Monday, January 21, 2008

Monday Movie Review: Eastern Promises

Eastern Promises (2007) 10/10
Anna (Naomi Watts) is a midwife at a London hospital. Nikolai (Viggo Mortensen), is a driver working for the Russian mafia. When a Russian girl dies giving birth, and leaves a diary behind, their paths cross. Directed by David Cronenberg.

Late fall and early winter are when I catch up on the most acclaimed movies of the year. I still have to review Sweeney Todd (which I saw Christmas day) and I'm trying to get past the waiting list on Netflix for Zodiac and Ratatouille. Meanwhile, buzz is big for Viggo for Best Actor, so here we are.

I'm not an expert on Cronenberg. I know he's considered all auteur up the whazoo, but it seems this is only the third of his films I've seen. So I can't speak to any Cronenberg thematic elements in this review. Nonetheless, it's easy to see that Eastern Promises is exquisitely constructed; it works as a straight-ahead gangster thriller, while at the same time exploring interesting themes. The plot twists and turns intelligently; it's not a movie that's twisty for the sake of twists, but you can't easily predict what will happen next.

The acting is solid.

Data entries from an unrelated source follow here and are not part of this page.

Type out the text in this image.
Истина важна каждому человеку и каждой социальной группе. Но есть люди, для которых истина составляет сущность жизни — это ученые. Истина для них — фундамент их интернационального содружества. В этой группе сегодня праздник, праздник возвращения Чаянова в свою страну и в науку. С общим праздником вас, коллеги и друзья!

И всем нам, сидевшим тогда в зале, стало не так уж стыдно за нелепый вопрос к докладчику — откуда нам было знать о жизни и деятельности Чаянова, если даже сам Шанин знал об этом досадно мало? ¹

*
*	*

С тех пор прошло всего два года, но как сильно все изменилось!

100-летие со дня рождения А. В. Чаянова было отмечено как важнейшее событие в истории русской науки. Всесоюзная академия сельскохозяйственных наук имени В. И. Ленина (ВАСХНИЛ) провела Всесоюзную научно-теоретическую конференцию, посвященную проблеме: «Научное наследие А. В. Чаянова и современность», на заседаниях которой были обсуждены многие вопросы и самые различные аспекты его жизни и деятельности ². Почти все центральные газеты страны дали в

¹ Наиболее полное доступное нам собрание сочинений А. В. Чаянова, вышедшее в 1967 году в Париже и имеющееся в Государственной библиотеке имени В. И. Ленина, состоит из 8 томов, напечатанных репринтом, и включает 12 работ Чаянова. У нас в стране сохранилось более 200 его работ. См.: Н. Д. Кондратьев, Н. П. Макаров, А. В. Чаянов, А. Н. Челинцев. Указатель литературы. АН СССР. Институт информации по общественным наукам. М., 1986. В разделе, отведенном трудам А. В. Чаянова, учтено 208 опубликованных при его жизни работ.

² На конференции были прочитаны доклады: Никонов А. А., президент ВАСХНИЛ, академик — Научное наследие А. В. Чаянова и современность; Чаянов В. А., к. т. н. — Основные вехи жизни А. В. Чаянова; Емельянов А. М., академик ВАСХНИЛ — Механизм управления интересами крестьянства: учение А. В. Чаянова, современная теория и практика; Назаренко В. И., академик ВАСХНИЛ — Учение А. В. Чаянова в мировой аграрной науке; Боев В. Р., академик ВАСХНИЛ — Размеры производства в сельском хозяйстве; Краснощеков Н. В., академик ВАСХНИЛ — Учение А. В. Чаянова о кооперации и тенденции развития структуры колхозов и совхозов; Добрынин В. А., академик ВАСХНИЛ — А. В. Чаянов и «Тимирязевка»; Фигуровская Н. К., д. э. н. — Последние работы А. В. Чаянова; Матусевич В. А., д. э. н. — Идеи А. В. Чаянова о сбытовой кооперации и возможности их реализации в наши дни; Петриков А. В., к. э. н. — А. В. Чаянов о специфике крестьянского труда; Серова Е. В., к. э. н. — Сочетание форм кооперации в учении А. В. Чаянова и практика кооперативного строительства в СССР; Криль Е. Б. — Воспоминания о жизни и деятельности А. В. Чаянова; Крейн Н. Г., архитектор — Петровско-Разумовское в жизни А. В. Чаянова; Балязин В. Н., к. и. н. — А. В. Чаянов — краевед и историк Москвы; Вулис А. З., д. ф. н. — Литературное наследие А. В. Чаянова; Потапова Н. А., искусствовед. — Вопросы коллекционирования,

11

Armin Mueller-Stahl as the gang boss, and Vincent Cassel as his spoiled and drunken son are chilling, while Viggo is just stunning. Really, it's an amazing performance, richly embodied. Every gesture, every facial expression, every nuance of posture, is part of a whole. Apparently, upon getting the role, he simply took off for the Urals on his own, meeting and befriending unsavory types and learning what the character was all about. Naomi Watts has comparatively less to do; the script contrasts her ordinary, above-ground life with the violence and mystery of the underworld, and so Watts is...ordinary. But for that, she is solid and believable, and never cliché.

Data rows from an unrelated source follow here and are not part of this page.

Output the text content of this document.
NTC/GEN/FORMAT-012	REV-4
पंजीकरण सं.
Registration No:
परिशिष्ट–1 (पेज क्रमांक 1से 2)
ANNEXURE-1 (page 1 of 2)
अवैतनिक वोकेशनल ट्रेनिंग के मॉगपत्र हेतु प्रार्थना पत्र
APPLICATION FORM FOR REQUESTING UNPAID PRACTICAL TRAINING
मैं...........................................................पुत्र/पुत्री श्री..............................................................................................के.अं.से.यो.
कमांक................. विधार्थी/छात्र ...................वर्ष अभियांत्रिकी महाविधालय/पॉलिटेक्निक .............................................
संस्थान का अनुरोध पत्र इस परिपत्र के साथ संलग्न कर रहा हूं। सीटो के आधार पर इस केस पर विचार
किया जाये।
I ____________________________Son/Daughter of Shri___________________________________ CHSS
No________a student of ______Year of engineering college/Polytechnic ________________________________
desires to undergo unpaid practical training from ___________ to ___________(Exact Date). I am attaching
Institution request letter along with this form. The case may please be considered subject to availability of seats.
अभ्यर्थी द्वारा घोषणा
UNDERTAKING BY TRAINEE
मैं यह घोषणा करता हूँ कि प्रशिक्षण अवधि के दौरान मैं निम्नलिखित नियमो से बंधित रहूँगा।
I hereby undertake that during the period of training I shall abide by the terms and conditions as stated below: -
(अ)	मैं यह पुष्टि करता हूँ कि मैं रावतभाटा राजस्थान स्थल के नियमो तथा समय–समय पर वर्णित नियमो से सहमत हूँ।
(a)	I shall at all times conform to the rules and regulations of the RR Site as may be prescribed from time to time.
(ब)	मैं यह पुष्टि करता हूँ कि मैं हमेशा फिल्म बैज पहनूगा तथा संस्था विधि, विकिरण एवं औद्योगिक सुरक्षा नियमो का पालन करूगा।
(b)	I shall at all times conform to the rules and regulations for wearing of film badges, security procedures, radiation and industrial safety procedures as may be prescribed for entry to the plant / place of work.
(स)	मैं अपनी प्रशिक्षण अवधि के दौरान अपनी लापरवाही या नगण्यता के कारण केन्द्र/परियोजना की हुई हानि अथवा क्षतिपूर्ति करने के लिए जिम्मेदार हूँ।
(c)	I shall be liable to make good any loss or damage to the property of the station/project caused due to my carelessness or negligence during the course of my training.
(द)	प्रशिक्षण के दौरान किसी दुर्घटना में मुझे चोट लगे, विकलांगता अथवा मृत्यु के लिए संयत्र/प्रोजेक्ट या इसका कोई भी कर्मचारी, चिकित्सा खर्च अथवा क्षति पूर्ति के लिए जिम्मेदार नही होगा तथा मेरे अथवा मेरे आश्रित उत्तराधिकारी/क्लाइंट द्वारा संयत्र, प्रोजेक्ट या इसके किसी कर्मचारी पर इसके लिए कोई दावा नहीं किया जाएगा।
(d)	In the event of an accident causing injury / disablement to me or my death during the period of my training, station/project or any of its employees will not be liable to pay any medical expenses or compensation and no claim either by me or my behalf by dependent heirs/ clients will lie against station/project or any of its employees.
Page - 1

The film's title speaks to its theme. Promises, obligations, oaths, and honor permeate Eastern Promises. The gangsters live by a code, vor v zakone (thieves in law), which cannot be broken. The moral obligations of family; father to son, brother to brother, and Anna's commitment to protect her patient, all come into play. Tension builds as honor and oath come into conflict, as the diary reveals secrets dishonorable to keep.

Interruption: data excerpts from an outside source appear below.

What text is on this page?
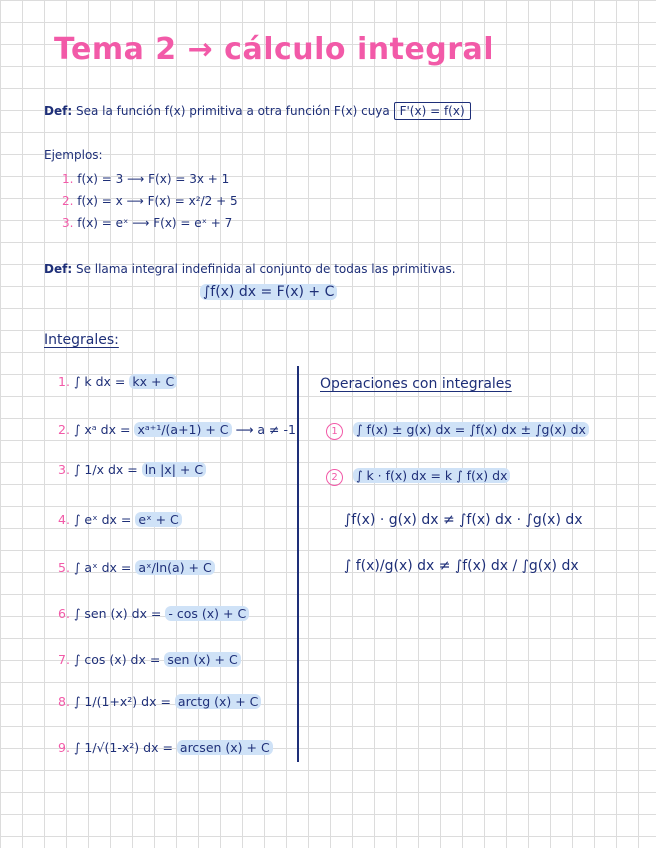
Tema 2 → cálculo integral
Def: Sea la función f(x) primitiva a otra función F(x) cuya F'(x) = f(x)
Ejemplos:
1. f(x) = 3 ⟶ F(x) = 3x + 1
2. f(x) = x ⟶ F(x) = x²/2 + 5
3. f(x) = eˣ ⟶ F(x) = eˣ + 7
Def: Se llama integral indefinida al conjunto de todas las primitivas.
∫f(x) dx = F(x) + C
Integrales:
1. ∫ k dx = kx + C
2. ∫ xᵃ dx = xᵃ⁺¹/(a+1) + C ⟶ a ≠ -1
3. ∫ 1/x dx = ln |x| + C
4. ∫ eˣ dx = eˣ + C
5. ∫ aˣ dx = aˣ/ln(a) + C
6. ∫ sen (x) dx = - cos (x) + C
7. ∫ cos (x) dx = sen (x) + C
8. ∫ 1/(1+x²) dx = arctg (x) + C
9. ∫ 1/√(1-x²) dx = arcsen (x) + C
Operaciones con integrales
1 ∫ f(x) ± g(x) dx = ∫f(x) dx ± ∫g(x) dx
2 ∫ k · f(x) dx = k ∫ f(x) dx
∫f(x) · g(x) dx ≠ ∫f(x) dx · ∫g(x) dx
∫ f(x)/g(x) dx ≠ ∫f(x) dx / ∫g(x) dx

Viggo's Nikolai is so interesting in this respect. He is quietly terrifying, and yet in a dozen small ways, reveals himself to be an honorable man. Living by the thieve's code, violent, cold as ice, he has molded himself into a man of principle, and his principles are being tested by Anna's interference. What will happen remains, moment-by-moment, a mystery, there is little obvious here, but it all works.

I saw Eastern Promises last night, and woke up thinking about it. I am haunted by these characters and this script and am ready to see the film again.